When I started writing this blog almost 5 years ago, I had just started a year-long sabbatical from my job in the City. At that point my main motive was to spend a lot of time with my son and new baby daughter. Having lost a child made me understand just how precious they are and I was adamant that fatherhood was not going to pass me by.
At that point, I didn’t know what I wanted to do with the rest of my life and used the time to explore my own ambitions. My initial ideas around writing, politics and teaching fell by the wayside in that year as I learnt a little more of the reality of these professions. However, the little bits and pieces of charity work I was doing soon turned into more and more substantial projects, assignments and consultancy contracts until for the last 2 years I have been working to help organisations that work with disadvantaged children and the disabled.

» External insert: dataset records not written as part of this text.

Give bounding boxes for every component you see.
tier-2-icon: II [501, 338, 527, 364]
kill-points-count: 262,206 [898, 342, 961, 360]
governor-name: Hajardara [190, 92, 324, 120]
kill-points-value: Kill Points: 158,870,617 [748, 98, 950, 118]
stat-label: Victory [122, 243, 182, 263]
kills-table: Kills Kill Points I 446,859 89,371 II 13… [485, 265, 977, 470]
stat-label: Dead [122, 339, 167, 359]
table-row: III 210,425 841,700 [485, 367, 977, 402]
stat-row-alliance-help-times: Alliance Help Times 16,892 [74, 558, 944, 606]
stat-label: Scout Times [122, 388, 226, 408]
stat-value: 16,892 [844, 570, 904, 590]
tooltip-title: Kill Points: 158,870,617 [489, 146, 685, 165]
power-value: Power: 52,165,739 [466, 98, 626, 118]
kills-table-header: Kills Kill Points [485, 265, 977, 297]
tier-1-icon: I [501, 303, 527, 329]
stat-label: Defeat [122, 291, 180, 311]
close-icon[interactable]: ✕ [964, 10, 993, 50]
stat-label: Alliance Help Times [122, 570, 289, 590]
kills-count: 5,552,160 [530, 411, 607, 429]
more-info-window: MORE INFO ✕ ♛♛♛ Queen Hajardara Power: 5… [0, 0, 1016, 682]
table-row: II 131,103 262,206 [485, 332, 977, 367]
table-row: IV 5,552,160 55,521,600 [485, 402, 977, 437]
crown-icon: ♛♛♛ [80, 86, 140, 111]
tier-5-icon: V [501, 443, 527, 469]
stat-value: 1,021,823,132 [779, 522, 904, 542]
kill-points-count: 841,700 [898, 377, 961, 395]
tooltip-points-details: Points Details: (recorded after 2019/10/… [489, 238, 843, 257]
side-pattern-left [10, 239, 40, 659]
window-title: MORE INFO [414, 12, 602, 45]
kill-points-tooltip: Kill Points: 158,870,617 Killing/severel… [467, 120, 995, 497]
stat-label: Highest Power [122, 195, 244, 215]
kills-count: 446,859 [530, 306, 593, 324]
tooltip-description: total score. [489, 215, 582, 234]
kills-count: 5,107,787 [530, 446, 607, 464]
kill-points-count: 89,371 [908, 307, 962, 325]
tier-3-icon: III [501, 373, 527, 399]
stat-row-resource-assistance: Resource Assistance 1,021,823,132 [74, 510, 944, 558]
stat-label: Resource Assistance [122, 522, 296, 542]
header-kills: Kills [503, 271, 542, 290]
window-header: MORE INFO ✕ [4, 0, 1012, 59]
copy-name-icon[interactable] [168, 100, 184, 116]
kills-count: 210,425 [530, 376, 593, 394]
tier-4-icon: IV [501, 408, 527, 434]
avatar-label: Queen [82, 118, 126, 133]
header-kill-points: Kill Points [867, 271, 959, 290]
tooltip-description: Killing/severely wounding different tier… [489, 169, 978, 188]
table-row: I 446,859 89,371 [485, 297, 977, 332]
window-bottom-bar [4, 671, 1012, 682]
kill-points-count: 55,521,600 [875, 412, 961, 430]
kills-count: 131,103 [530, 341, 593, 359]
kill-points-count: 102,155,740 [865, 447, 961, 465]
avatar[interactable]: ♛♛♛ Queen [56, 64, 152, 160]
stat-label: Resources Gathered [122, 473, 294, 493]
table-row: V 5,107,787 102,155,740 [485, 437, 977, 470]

And now, five years on, my journey is almost complete. I have been honoured to be offered a position as with the country’s largest disability charity: Leonard Cheshire and after some soul searching I have decided to accept.
Sadly, this means that I will be drawing a curtain on a wonderful phase of my life which includes this blog (next week’s posting will be my last one). Over the five years I have written it, my main focus has been enjoying raising my family. I have been privileged to watch them grow up and in being able to shape their little lives and thoughts.
However, it’s only now, when I stop, that I realise that they’ve shaped me far more than I ever could shape them. Somewhere, in the midst of raising a family, it was me that grew up.